L’agence française pour l’emploi lui octroie 980 euros d’indemnités de chômage par mois, pour une durée de 2 ans ; soit 600 euros de moins que ce qu’elle gagnait dans son dernier job. “J‘ai un crédit et un loyer sur les bras, je n’ai aucune réserve financière. je n’ai plus rien ! Je suis toujours à découvert, et ma banque n’arrête pas de m’appeler,” explique-t-elle. “Je suis actuellement dans une situation très précaire : j’ai tout perdu, à cause de mon cancer.“.

En France, elle ne bénéficie là non plus d’aucune aide sociale ; car le salaire de son mari, serveur dans un restaurant, est considéré comme trop élevé : “Pourtant, j’étais alitée et je ne pouvais pas me lever ni me laver, et encore moins faire les courses ou préparer à manger pour mes enfants,” s’indigne-t-elle.

“On est souvent très mal renseigné, mal orienté.”

Pour sa part, Pôle Emploi ne lui propose aucune mesure de réinsertion ou de réorientation professionnelle : “C’est silence radio : depuis août, je n’ai plus rien entendu de leur part,” constate-t-elle. “Toute cette situation m’a aigrie !” “On est souvent très mal renseigné, mal orienté, et peu pris en charge, il n’y n’a pas de suivi de la part des services sociaux et de l’emploi pour les personnes en longue maladie, comme moi,” s’insurge-t-elle. “Toute cette situation m’a aigrie !“.

Depuis sa rémission, elle a dû réapprendre à marcher, à manger… à vivre. Aujourd’hui en convalescence, elle compte bien retrouver rapidement un emploi. Son employeur voudrait la réintégrer ; mais ne peut que lui offrir un contrat de 20 heures/semaine.

Pour des raisons financières, elle aurait pourtant préféré un contrat de 30 heures minimum. “Avec le salaire qu’il me proposait, je gagnais autant qu’en restant au chômage,” calcule-t-elle. “Sans compter le stress des trajets, les coûts supplémentaires de nourrice et de cantine scolaire, les frais d’essence et de transport… Financièrement, je n’aurais pu assumer,” précise-t-elle.

Elle accepte quand même la proposition.
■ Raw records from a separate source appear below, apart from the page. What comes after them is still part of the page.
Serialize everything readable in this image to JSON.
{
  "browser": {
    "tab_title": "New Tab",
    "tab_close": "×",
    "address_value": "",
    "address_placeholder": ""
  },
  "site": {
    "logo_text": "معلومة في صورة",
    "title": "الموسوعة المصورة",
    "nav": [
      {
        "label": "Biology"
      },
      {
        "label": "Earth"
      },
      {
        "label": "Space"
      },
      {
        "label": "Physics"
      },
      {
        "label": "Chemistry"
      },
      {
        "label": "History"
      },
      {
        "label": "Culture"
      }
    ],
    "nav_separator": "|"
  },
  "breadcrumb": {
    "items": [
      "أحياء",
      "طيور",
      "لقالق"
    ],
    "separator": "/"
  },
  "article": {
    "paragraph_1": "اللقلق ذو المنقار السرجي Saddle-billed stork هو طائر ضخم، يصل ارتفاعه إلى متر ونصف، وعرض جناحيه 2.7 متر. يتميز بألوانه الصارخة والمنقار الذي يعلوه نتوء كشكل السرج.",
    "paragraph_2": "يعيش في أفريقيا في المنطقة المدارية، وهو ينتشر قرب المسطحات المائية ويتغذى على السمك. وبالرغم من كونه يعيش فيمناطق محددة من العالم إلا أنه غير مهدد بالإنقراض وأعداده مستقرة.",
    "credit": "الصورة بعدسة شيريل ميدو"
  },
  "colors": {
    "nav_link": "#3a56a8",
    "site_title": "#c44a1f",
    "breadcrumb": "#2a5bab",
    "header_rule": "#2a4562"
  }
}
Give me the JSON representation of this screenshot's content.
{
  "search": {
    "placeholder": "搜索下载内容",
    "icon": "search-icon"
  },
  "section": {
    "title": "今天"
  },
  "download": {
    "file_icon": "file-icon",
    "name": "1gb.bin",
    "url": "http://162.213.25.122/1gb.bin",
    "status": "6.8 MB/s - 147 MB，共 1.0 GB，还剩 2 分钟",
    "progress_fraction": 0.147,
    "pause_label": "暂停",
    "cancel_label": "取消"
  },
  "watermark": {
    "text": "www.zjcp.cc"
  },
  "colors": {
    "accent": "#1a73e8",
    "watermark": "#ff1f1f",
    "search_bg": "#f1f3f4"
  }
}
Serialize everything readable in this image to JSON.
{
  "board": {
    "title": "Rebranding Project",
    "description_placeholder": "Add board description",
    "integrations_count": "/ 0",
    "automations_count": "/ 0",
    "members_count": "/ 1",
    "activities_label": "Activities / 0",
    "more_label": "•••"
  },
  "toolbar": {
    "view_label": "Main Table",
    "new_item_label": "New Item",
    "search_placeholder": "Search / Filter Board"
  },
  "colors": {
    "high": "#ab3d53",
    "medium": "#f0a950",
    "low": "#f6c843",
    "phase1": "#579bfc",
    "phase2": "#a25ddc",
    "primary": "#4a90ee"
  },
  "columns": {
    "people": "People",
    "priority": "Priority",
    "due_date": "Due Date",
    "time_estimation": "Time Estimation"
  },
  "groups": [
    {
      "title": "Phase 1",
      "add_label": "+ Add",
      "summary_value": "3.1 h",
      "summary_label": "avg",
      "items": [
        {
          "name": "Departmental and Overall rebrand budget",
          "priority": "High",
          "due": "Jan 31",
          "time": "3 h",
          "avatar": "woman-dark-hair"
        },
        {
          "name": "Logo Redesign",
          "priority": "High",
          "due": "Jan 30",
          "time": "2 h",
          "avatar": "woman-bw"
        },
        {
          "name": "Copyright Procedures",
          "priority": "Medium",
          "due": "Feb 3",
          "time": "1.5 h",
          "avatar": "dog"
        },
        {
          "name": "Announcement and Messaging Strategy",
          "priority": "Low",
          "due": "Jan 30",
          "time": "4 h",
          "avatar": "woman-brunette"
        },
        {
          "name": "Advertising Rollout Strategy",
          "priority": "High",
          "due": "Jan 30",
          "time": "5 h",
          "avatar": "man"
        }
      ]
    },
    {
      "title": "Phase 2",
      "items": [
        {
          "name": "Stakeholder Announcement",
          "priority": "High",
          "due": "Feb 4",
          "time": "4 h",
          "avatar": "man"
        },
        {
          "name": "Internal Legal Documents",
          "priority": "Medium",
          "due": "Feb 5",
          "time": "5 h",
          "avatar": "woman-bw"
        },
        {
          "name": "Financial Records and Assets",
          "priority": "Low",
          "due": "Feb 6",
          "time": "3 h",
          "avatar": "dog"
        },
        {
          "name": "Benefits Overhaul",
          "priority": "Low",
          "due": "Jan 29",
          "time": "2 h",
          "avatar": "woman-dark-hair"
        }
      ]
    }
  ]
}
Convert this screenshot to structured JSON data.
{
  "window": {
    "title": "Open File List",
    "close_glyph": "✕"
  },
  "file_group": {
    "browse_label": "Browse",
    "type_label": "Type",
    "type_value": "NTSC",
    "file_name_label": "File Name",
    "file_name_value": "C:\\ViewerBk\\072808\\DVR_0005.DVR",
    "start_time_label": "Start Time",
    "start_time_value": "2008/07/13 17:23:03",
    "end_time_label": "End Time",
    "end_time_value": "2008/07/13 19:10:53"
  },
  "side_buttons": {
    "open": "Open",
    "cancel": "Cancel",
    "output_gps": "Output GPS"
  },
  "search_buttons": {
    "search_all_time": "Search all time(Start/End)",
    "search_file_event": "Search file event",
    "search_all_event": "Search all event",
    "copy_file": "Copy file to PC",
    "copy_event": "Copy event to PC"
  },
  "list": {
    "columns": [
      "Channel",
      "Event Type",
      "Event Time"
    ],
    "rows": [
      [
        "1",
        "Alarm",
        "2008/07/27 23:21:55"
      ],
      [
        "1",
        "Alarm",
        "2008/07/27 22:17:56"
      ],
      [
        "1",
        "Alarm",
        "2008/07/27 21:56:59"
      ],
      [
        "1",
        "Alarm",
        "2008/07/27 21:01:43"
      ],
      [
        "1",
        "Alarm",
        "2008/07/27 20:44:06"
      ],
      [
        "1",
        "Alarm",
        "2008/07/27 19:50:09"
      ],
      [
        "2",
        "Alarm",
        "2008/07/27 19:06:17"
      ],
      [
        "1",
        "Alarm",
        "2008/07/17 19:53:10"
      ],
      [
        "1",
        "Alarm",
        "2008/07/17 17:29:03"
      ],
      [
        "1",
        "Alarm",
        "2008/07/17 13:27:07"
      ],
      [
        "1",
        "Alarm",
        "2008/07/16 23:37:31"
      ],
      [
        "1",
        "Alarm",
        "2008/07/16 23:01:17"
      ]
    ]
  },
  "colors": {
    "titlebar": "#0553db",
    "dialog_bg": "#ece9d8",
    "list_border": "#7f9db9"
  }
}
Mais dès le premier jour, ses genoux gonflent ; elle se sent incapable de tenir debout plus longtemps et de terminer sa demi-journée. Elle doit se résoudre à abandonner ce travail.

Quelques semaines plus tard, elle reprend un poste, dans un autre établissement du groupe. Mais au bout de deux jours, elle est physiquement épuisée et renonce : “J’aurais aimé rester dans cette entreprise, mais je sens que physiquement, je n’arriverai plus à effectuer ce travail,” regrette-t-elle.

“Je compte bien reprendre ma vie en main.”

Depuis, bien décidée à retravailler au Luxembourg, elle multiplie les candidatures. Cette semaine, elle s’est rendue à un entretien d’embauche comme vendeuse. Géographiquement plus proche de son domicile, le job s’annonce moins stressant, et la tâche moins éprouvante physiquement.

D’autant que sur le papier, elle a l’expérience et les compétences professionnelles pour réussir. Mais elle doute tout de même de ses chances, face aux potentielles concurrentes, plus jeunes : “Avec les médicaments, j’ai pris 15 kilos ; physiquement, je me sens grosse et complexée. Et j’ai perdu confiance en moi,” déplore-t-elle.

Avec espoir, elle attend une réponse positive de cet employeur, et se dit prête à commencer le plus tôt possible. Dans le cas contraire, elle ne veut plus se laisser abattre, et compte bien persévérer dans ses recherches d’emploi : “Je me suis battue contre la maladie, et je m’en suis sortie. Maintenant, je veux désormais reprendre ma vie en main et me donner à fond pour retrouver un travail et toute ma dignité.”